Multiple headwinds - including the removal of rent convergence - have reduced housing associations’ capacity to build resulting in the collapse of affordable homebuilding, especially in London and the South East. So we were pleased to see government acknowledge the need to stabilise housing association rents, which underpins our ability to build new homes and maintain existing stock, and launch a consultation on how to implement rent convergence.

The key recommendations made in our response are that:

•  Rent convergence should be at £3 per week

•  Convergence should begin as soon as possible

•  Convergence should be applied until target rents are met.

Government asked if the uplift on below-target homes should be £1 or £2 per week, but along with the sector, we've highlighted the impact a £3 a week convergence policy would have.
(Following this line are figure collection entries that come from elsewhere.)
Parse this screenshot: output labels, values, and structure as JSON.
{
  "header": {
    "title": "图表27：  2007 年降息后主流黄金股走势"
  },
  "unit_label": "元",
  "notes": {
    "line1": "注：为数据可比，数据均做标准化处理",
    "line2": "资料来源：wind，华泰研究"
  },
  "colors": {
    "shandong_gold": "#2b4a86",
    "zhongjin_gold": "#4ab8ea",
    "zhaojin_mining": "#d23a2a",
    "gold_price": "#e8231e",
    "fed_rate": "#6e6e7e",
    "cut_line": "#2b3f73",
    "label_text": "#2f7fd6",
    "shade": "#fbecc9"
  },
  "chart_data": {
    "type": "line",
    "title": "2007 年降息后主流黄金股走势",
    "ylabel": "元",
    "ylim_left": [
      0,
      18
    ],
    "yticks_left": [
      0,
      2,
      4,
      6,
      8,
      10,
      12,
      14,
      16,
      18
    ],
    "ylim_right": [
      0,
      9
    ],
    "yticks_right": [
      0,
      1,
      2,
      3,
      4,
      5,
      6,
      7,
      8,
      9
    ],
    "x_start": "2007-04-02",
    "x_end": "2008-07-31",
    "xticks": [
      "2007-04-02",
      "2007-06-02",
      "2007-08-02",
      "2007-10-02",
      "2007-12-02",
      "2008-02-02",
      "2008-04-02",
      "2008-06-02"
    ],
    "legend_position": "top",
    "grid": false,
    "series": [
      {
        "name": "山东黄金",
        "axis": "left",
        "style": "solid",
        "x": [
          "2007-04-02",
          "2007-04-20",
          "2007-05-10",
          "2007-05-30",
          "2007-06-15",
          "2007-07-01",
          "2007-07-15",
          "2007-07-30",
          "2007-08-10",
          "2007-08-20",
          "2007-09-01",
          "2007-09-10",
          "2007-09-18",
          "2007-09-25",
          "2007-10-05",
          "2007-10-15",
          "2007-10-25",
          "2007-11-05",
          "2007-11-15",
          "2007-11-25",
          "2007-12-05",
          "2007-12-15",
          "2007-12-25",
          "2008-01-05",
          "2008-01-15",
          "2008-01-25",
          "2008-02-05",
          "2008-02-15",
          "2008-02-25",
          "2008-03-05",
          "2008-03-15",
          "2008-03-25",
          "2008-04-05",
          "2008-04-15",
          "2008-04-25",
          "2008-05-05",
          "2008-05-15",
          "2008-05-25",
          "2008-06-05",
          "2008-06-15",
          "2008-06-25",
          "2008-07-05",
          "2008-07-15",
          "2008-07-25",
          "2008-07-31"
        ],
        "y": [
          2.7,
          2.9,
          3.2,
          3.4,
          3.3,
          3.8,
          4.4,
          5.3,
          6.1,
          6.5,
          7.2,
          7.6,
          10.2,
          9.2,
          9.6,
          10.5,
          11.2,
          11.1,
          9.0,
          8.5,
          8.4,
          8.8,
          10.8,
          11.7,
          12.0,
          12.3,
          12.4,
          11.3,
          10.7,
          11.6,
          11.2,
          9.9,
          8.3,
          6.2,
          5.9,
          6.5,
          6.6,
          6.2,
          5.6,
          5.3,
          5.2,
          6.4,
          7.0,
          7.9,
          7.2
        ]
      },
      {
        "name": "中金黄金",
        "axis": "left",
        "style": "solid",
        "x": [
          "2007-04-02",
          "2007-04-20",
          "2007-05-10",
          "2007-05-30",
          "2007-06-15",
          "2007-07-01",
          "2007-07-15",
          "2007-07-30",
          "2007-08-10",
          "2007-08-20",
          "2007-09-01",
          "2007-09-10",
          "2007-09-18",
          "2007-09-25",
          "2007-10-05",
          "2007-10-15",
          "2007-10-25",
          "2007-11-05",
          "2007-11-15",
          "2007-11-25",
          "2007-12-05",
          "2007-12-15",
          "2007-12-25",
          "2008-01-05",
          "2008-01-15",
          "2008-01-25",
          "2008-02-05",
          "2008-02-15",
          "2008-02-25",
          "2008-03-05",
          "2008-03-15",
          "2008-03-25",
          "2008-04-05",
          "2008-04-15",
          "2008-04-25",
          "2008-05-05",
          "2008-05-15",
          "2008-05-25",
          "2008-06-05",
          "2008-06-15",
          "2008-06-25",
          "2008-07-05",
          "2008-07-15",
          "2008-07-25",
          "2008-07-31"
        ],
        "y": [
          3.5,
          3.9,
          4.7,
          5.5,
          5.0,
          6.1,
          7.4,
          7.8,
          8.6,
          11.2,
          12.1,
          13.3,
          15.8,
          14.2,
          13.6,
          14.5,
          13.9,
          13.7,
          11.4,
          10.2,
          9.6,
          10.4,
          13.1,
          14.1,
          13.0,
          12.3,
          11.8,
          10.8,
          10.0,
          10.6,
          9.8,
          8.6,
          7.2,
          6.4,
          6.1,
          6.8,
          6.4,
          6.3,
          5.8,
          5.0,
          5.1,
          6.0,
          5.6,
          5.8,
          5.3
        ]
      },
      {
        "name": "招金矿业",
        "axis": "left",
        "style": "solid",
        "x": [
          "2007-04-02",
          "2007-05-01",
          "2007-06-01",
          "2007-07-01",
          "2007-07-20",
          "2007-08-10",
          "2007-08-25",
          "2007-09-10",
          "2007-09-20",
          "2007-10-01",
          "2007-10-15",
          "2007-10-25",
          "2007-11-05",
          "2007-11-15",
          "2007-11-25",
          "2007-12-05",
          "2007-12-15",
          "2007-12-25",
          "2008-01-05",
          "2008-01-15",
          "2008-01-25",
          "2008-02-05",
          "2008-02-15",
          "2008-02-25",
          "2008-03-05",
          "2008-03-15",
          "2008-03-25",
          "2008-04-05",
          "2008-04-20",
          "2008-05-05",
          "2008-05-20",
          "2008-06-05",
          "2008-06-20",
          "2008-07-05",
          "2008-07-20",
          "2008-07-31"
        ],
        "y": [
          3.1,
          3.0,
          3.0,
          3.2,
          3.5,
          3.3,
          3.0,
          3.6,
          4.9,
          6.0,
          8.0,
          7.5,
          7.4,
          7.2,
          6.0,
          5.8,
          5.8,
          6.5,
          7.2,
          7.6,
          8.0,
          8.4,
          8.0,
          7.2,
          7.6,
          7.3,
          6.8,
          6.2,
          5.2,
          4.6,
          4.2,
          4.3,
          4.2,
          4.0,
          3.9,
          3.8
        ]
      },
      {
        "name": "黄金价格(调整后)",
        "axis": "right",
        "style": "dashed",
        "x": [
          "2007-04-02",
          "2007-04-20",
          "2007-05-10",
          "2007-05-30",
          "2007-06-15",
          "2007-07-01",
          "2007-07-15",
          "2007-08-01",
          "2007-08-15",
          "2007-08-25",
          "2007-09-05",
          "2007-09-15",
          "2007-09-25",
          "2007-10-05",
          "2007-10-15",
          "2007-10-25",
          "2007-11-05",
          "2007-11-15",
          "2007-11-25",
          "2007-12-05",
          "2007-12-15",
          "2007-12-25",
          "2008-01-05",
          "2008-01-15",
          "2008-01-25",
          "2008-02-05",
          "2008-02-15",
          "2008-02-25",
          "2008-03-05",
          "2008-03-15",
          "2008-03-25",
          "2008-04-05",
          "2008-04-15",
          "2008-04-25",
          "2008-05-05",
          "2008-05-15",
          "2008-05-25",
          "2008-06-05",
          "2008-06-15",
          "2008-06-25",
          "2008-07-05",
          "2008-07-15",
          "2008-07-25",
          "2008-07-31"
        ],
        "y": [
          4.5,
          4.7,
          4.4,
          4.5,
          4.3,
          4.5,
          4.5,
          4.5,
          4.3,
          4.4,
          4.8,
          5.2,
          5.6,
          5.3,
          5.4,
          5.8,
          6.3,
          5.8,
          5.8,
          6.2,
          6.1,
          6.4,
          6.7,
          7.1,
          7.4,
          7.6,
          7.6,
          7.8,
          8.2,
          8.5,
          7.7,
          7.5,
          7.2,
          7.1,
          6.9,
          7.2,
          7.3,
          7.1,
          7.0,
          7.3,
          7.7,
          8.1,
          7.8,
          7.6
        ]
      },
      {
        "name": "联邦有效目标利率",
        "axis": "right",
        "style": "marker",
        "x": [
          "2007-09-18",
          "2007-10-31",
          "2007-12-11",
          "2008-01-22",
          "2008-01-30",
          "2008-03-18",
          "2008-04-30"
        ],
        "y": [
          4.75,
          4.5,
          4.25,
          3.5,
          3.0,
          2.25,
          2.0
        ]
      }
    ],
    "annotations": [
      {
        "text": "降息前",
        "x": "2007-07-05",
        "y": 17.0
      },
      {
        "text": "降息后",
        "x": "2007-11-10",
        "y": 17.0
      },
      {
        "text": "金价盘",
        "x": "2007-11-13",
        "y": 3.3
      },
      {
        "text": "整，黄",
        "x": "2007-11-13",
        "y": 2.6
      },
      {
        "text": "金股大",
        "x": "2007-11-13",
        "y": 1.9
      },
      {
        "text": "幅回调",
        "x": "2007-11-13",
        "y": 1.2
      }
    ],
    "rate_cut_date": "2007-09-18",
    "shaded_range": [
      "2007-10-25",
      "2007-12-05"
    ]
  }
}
It's essential to enable us to invest in both new and existing homes. Costs are rising with the implementation of new regulatory requirements like the Decent Homes Standard. Rent convergence will give us some breathing room. It'll also reassure lenders, as rents are our largest source of income. 

We also made the point that the impact on the public purse may be lower than government estimated in its impact assessment - at least in the case of Southern Housing. The Government’s impact assessment states that they are working on the basis that only around one third of social rented sector households are not in receipt of Housing Benefit or the housing element of Universal Credit (HB/UCHE) to help pay their rent. In response to this consultation, we undertook analysis to understand if this assumption is correct for our homes below target rent and found that for the homes where convergence would be applied, fewer were in receipt of these benefits. 

With our views now submitted, we look forward to government's response.